The study, published in the Journal of Development Economics, found that almost 500 all-weather roads listed in the road program’s monitoring data as having been completed and paid for were never built. The researchers connected these “missing roads” to political corruption — specifically, to local politicians steering road contracts to favored businesses in their own social networks.

“Our results indicate that corruption in this program directly harmed the 857,000 villagers whom the missing roads were meant to serve,” said study lead author Jacob N. Shapiro, professor of politics and public affairs at Princeton’s Woodrow Wilson School of Public and International Affairs.

Pradhan Mantri Gram Sadak Yojana (PMGSY) is a vast public works program begun in 2000, when the Indian government estimated that more than 300,000 villages across the country weren’t connected to the outside world by all-weather roads. The roads were intended to provide village residents with previously unavailable economic opportunities, and facilitate their access to government services such as education and health care. If contractors took the money but failed to build the roads, those benefits would never materialize.

The detrimental effects of political corruption aren’t easy to see or measure — by its very nature, corruption is usually hidden from view. To seek evidence of corruption, Shapiro and his colleagues looked at thousands of elections for local representatives to state-level legislatures, who are known as members of the legislative assembly, or MLAs. They then analyzed the degree to which road-building contracts shifted to contractors who shared the new MLA’s surname. Because Indian surnames are closely linked to caste, religion and geographic provenance, surnames serve as a proxy for the politicians’ social networks.

In close elections, Shapiro said, the winning and losing candidates are likely to have similar characteristics. “If MLAs are intervening in the assignment of contracts,” he said, “we would expect a shift toward contractors who share their name, and no equivalent shift for their unsuccessful opponents.” That’s exactly what the researchers found—after a close election, the share of contractors whose surname matched that of the political winner rose more than 75 percent, from about 4 percent to about 7 percent.

Next, examining census data for almost 90,000 roads contracted by PMGSY, Shapiro and his colleagues searched for roads that had been paid for but apparently didn’t exist. “We found that road contracts allocated to politically connected contractors were significantly more likely never to be constructed,” Shapiro said. “While the program as a whole appears to have been extremely efficient, political influence clearly led to lower-quality execution.”

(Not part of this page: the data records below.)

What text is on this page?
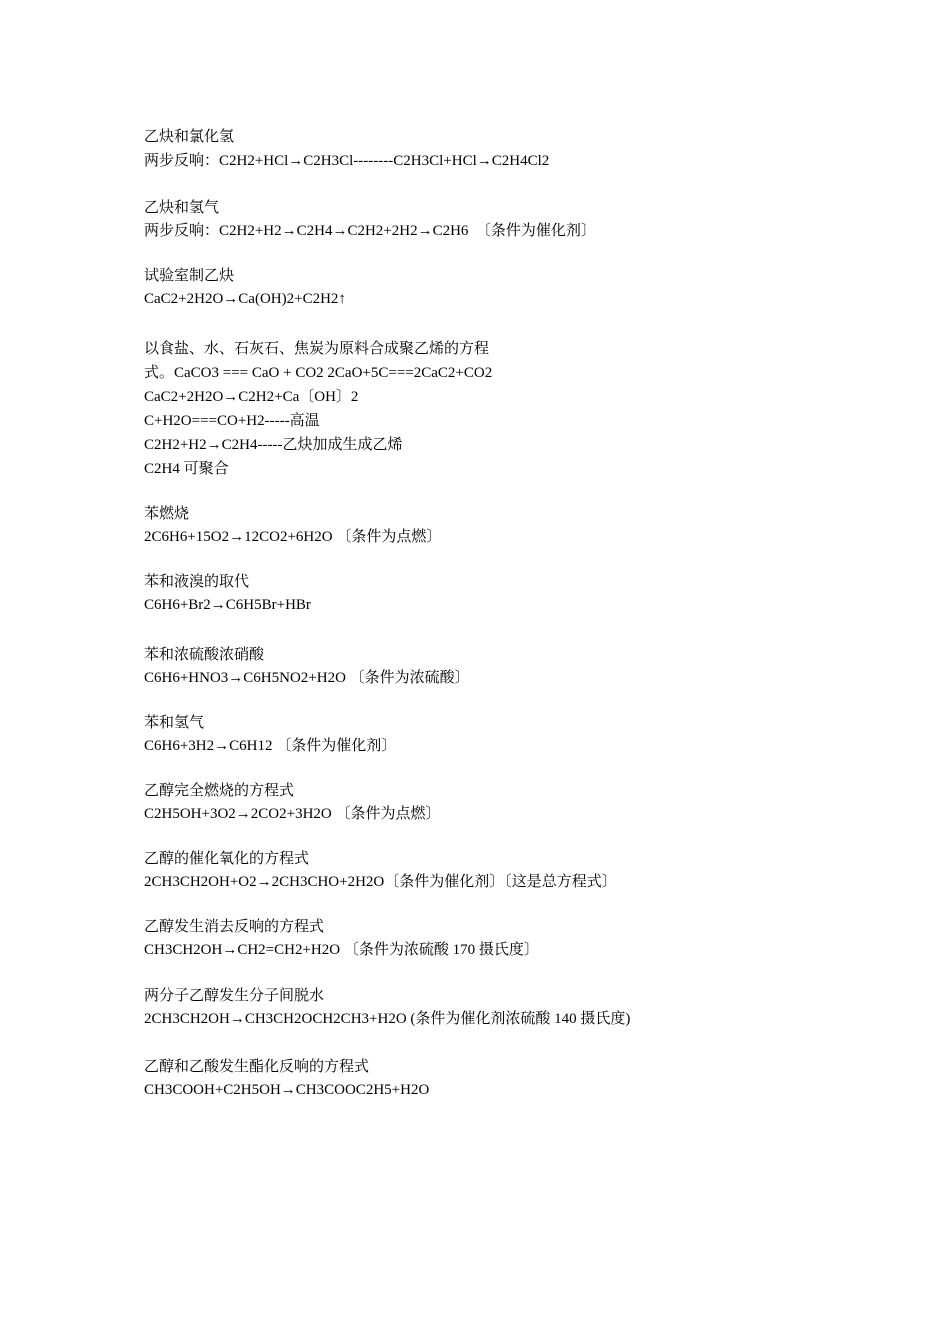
乙炔和氯化氢
两步反响：C2H2+HCl→C2H3Cl--------C2H3Cl+HCl→C2H4Cl2
乙炔和氢气
两步反响：C2H2+H2→C2H4→C2H2+2H2→C2H6　〔条件为催化剂〕
试验室制乙炔
CaC2+2H2O→Ca(OH)2+C2H2↑
以食盐、水、石灰石、焦炭为原料合成聚乙烯的方程
式。CaCO3 === CaO + CO2 2CaO+5C===2CaC2+CO2
CaC2+2H2O→C2H2+Ca〔OH〕2
C+H2O===CO+H2-----高温
C2H2+H2→C2H4-----乙炔加成生成乙烯
C2H4 可聚合
苯燃烧
2C6H6+15O2→12CO2+6H2O 〔条件为点燃〕
苯和液溴的取代
C6H6+Br2→C6H5Br+HBr
苯和浓硫酸浓硝酸
C6H6+HNO3→C6H5NO2+H2O 〔条件为浓硫酸〕
苯和氢气
C6H6+3H2→C6H12 〔条件为催化剂〕
乙醇完全燃烧的方程式
C2H5OH+3O2→2CO2+3H2O 〔条件为点燃〕
乙醇的催化氧化的方程式
2CH3CH2OH+O2→2CH3CHO+2H2O〔条件为催化剂〕〔这是总方程式〕
乙醇发生消去反响的方程式
CH3CH2OH→CH2=CH2+H2O 〔条件为浓硫酸 170 摄氏度〕
两分子乙醇发生分子间脱水
2CH3CH2OH→CH3CH2OCH2CH3+H2O (条件为催化剂浓硫酸 140 摄氏度)
乙醇和乙酸发生酯化反响的方程式
CH3COOH+C2H5OH→CH3COOC2H5+H2O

PMGSY had been designed with strong controls to prevent political corruption. Contractors were to submit separate technical and monetary bids; only if contractors could meet the technical specifications were their monetary bids opened, and the lowest bidder was to receive the contract. Moreover, local politicians were given no role either in selecting contractors or in choosing where roads were to be built — decisions that were made by bureaucrats at the regional level.

How, then, were politicians able to game the system and steer contracts to their preferred businesses? One possibility is that the winning politicians’ social networks also include connections within the regional bureaucracy that awards the road contracts, and that they ask those connections to put a thumb on the scale to favor one contractor over another. The researchers found evidence of this: when the highest-ranking district official overseeing PMGSY also shared the winning politician’s surname, favoritism in the awarding of contracts was more likely. On the other hand, when bureaucrats were up for promotion and thus facing heightened scrutiny, corruption was less likely. These patterns were exactly what the researchers expected to see if MLAs were influencing contracts through informal bureaucratic connections.

Strikingly, Shapiro and his colleagues suggest that giving local politicians no formal role in PMGSY, which was intended as a measure to fight corruption, may be having the opposite effect. The researchers hypothesize that voters who believe members of the legislative assembly have no role in the road-building process won’t punish these local politicians at the polls for missing roads, delays and cost overruns.

“If voters held their politicians responsible for the services delivered under PMGSY,” Shapiro said, “the MLAs would have an incentive to limit corruption.”

The study, “Building Connections: Political Corruption and Road Construction in India,” by Jonathan Lehne, Jacob N. Shapiro and Oliver Vanden Eynde, appears in the March 2018 issue of the journal.